Elma Davis

Personal information
- Nationality: South African
- Born: 1 April 1968
- Died: 14 April 2019 (aged 51)

Sport
- Sport: Lawn bowls
- Club: George Bowling Club

Medal record
World Outdoor Championships
Representing South Africa
| Bronze medal – third place | 2016 Christchurch | Women's triples |
Commonwealth Games
| Silver medal – second place | 2018 Gold Coast | Women's fours |

= Elma Davis =

South African lawn bowler (1968–2019)

Elma Davis (1 April 1968 – 14 April 2019) was a South African international lawn bowler.

==Bowls career==
In 2016, Davis won a bronze medal with Susan Nel and Sylvia Burns in the triples at the 2016 World Outdoor Bowls Championship in Christchurch.

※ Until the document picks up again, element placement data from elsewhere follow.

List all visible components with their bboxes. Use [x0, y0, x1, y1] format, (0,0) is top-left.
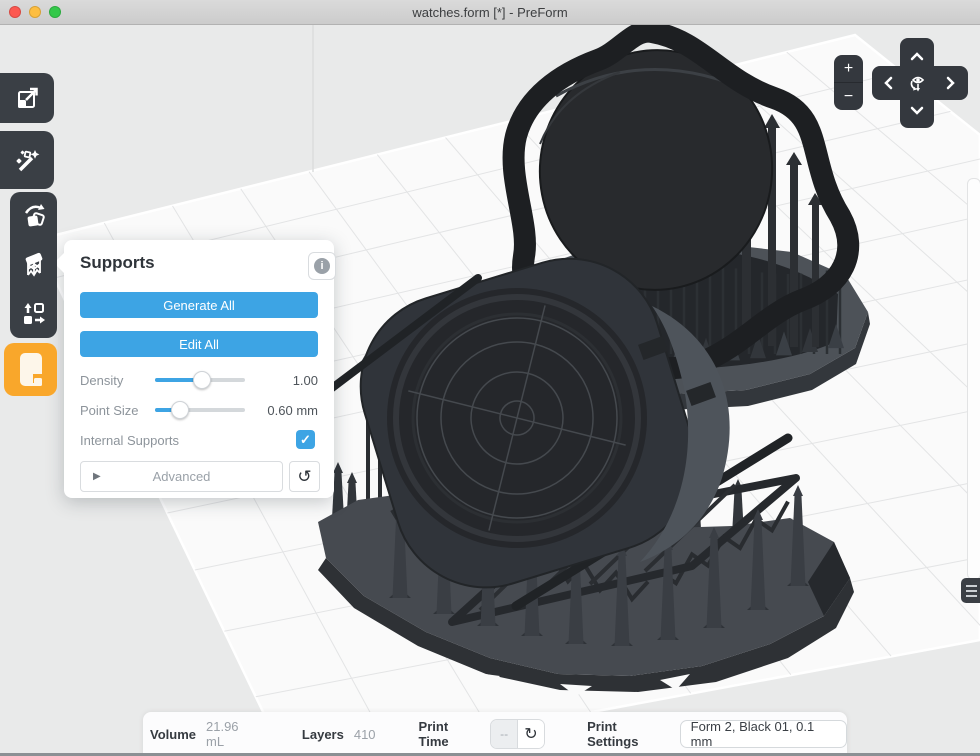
layout-tool-button[interactable]: [10, 289, 57, 338]
print-time-value: --: [491, 720, 517, 748]
supports-tool-button[interactable]: [10, 241, 57, 290]
layer-slider-track[interactable]: [967, 178, 980, 580]
info-icon: i: [314, 258, 330, 274]
magic-wand-icon: [13, 146, 41, 174]
rotate-up-button[interactable]: [905, 44, 929, 68]
rotate-down-button[interactable]: [905, 98, 929, 122]
volume-value: 21.96 mL: [206, 719, 259, 749]
tool-group: [10, 192, 57, 338]
layout-icon: [20, 300, 48, 328]
point-size-value: 0.60 mm: [267, 403, 318, 418]
slider-thumb[interactable]: [171, 401, 189, 419]
edit-all-button[interactable]: Edit All: [80, 331, 318, 357]
reset-icon: ↺: [297, 467, 311, 487]
chevron-left-icon: [884, 76, 893, 90]
window-controls: [9, 6, 61, 18]
disclosure-triangle-icon: ▶: [93, 471, 101, 482]
orbit-eye-icon: [906, 72, 928, 94]
internal-supports-row: Internal Supports ✓: [80, 430, 318, 450]
resin-cartridge-icon: [14, 350, 48, 390]
close-window-button[interactable]: [9, 6, 21, 18]
window-title: watches.form [*] - PreForm: [412, 5, 567, 20]
internal-supports-label: Internal Supports: [80, 433, 179, 448]
print-time-control: -- ↻: [490, 719, 545, 749]
chevron-up-icon: [910, 52, 924, 61]
slider-track: [155, 408, 245, 412]
volume-label: Volume: [150, 727, 196, 742]
title-bar: watches.form [*] - PreForm: [0, 0, 980, 25]
status-bar: Volume 21.96 mL Layers 410 Print Time --…: [143, 712, 847, 756]
print-time-label: Print Time: [419, 719, 481, 749]
minimize-window-button[interactable]: [29, 6, 41, 18]
layers-label: Layers: [302, 727, 344, 742]
advanced-button[interactable]: ▶ Advanced: [80, 461, 283, 492]
point-size-label: Point Size: [80, 403, 139, 418]
one-click-print-tool-button[interactable]: [0, 131, 54, 189]
density-value: 1.00: [293, 373, 318, 388]
generate-all-button[interactable]: Generate All: [80, 292, 318, 318]
layer-slider-handle[interactable]: [961, 578, 980, 603]
checkmark-icon: ✓: [300, 432, 311, 448]
rotate-right-button[interactable]: [938, 71, 962, 95]
chevron-down-icon: [910, 106, 924, 115]
density-row: Density 1.00: [80, 370, 318, 390]
print-settings-label: Print Settings: [587, 719, 670, 749]
zoom-control: + −: [834, 55, 863, 110]
preform-window: Supports i Generate All Edit All Density…: [0, 0, 980, 756]
print-settings-selector[interactable]: Form 2, Black 01, 0.1 mm: [680, 720, 847, 748]
refresh-icon: ↻: [524, 724, 537, 744]
internal-supports-checkbox[interactable]: ✓: [296, 430, 315, 449]
printer-material-button[interactable]: [4, 343, 57, 396]
point-size-row: Point Size 0.60 mm: [80, 400, 318, 420]
size-tool-button[interactable]: [0, 73, 54, 123]
rotate-left-button[interactable]: [876, 71, 900, 95]
slider-thumb[interactable]: [193, 371, 211, 389]
orient-tool-button[interactable]: [10, 192, 57, 241]
maximize-window-button[interactable]: [49, 6, 61, 18]
supports-icon: [20, 251, 48, 279]
refresh-print-time-button[interactable]: ↻: [518, 720, 544, 748]
panel-title: Supports: [80, 253, 155, 273]
advanced-label: Advanced: [153, 469, 211, 484]
point-size-slider[interactable]: [155, 400, 245, 420]
density-label: Density: [80, 373, 123, 388]
layers-value: 410: [354, 727, 376, 742]
zoom-in-button[interactable]: +: [834, 55, 863, 83]
density-slider[interactable]: [155, 370, 245, 390]
supports-panel: Supports i Generate All Edit All Density…: [64, 240, 334, 498]
chevron-right-icon: [946, 76, 955, 90]
reset-view-button[interactable]: [905, 71, 929, 95]
info-button[interactable]: i: [308, 252, 336, 280]
orient-icon: [20, 202, 48, 230]
reset-button[interactable]: ↺: [289, 461, 320, 492]
zoom-out-button[interactable]: −: [834, 83, 863, 110]
resize-icon: [14, 85, 40, 111]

Davis was part of the South African team for the 2018 Commonwealth Games on the Gold Coast in Queensland where she claimed a silver medal in the Fours with Esme Kruger, Johanna Snyman and Nicolene Neal.

Davis was a five times winner of the National Championships (three in fours and two in pairs) bowling for the George Bowls Club.

==Death==
On 14 April 2019, Davis died during an apparent murder suicide perpetrated by her husband.